Estimating Viral Prevalence with Data Integration for Adaptive Two-Phase Pooled Sampling (preprint)

1. The COVID-19 pandemic has highlighted the importance of efficient sampling strategies and statistical methods for monitoring infection prevalence, both in humans and reservoir hosts. Pooled testing can be an efficient tool for learning pathogen prevalence in a population.
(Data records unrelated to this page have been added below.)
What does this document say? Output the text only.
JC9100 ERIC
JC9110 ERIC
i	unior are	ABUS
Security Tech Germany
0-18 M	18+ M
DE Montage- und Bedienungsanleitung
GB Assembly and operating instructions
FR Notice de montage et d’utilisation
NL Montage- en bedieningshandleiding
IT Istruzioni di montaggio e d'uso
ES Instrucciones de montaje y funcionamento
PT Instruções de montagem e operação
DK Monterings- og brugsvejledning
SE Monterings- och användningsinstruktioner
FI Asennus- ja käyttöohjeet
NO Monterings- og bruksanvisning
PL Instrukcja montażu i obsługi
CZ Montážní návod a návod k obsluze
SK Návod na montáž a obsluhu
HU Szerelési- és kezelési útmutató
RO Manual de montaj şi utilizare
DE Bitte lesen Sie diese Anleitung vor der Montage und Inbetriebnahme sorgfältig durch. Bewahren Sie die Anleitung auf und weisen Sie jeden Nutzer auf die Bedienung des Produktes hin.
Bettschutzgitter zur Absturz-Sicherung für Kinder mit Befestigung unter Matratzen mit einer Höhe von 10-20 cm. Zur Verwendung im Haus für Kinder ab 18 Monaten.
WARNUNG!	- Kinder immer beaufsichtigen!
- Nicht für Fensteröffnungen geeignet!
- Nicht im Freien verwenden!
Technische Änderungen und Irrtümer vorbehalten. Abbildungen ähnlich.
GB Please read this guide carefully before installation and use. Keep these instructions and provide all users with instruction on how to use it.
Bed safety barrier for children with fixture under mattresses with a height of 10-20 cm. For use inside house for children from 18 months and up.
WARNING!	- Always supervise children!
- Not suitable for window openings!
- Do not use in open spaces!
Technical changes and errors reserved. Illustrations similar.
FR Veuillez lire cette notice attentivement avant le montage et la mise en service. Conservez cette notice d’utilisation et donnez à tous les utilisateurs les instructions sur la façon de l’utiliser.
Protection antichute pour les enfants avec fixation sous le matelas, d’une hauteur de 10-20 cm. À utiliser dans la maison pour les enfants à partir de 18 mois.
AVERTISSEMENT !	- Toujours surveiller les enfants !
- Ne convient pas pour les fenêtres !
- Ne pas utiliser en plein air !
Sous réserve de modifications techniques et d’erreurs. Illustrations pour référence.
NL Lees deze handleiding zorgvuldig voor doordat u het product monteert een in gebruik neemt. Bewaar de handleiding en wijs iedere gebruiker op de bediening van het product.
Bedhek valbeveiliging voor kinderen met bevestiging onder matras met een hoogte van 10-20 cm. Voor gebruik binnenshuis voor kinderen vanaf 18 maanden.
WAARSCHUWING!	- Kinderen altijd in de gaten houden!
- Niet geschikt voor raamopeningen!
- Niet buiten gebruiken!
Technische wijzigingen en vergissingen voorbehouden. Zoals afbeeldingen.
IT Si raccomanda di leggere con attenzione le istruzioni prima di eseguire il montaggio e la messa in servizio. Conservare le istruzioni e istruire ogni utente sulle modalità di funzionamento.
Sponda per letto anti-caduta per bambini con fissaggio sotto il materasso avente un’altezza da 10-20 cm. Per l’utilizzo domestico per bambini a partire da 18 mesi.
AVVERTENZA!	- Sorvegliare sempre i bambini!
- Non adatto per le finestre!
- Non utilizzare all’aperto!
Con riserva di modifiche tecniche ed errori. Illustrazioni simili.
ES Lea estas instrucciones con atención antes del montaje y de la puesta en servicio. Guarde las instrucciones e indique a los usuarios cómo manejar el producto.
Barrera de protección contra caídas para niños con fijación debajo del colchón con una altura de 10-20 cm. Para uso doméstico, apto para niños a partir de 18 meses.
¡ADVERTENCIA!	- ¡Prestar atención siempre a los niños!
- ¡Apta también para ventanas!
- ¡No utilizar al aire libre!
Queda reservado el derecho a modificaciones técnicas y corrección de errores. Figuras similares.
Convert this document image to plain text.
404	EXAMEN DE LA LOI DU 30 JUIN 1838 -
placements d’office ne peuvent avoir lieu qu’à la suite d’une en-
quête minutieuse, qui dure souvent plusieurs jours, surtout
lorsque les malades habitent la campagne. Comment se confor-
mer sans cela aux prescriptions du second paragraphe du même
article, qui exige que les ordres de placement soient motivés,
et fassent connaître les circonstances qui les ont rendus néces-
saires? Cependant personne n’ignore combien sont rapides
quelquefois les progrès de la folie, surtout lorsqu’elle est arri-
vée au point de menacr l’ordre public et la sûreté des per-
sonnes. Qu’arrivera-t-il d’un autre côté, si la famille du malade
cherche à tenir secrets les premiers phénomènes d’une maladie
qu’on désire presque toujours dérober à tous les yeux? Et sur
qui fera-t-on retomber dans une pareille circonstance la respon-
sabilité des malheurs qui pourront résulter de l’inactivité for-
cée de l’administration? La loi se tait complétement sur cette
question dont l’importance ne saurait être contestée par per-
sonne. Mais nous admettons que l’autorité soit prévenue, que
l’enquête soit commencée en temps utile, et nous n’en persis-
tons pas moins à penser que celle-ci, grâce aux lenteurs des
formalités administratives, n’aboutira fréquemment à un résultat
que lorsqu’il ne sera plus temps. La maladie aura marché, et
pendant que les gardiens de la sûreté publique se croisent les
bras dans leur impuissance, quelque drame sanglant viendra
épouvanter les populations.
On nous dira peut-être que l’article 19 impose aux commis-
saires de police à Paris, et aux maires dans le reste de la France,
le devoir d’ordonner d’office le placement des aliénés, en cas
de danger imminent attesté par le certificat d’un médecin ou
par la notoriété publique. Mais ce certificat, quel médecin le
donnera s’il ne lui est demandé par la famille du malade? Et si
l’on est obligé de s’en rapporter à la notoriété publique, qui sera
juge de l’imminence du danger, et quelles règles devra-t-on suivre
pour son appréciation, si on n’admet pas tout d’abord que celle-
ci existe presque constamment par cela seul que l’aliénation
Typically pooled testing requires a second phase follow up procedure to identify infected individuals, but when the goal is solely to learn prevalence in a population, such as a reservoir host, there are more efficient methods for allocating the second phase samples. 2. To estimate pathogen prevalence in a population, this manuscript presents an approach for data integration with two-phased testing of pooled samples that allows more efficient estimation of prevalence with less samples than traditional methods. The first phase uses pooled samples to estimate the population prevalence and inform efficient strategies for the second phase. To combine information from both phases, we introduce a Bayesian data integration procedure that combines pooled samples with individual samples for joint inferences about the population prevalence. 3. Data integration procedures result in more efficient estimation of prevalence than traditional procedures that only use individual samples or a single phase of pooled sampling. 4. The manuscript presents guidance on implementing the first phase and second phase sampling plans using data integration. Such methods can be used to assess the risk of pathogen spillover from reservoir hosts to humans, or to track pathogens such as SARS-CoV-2 in populations.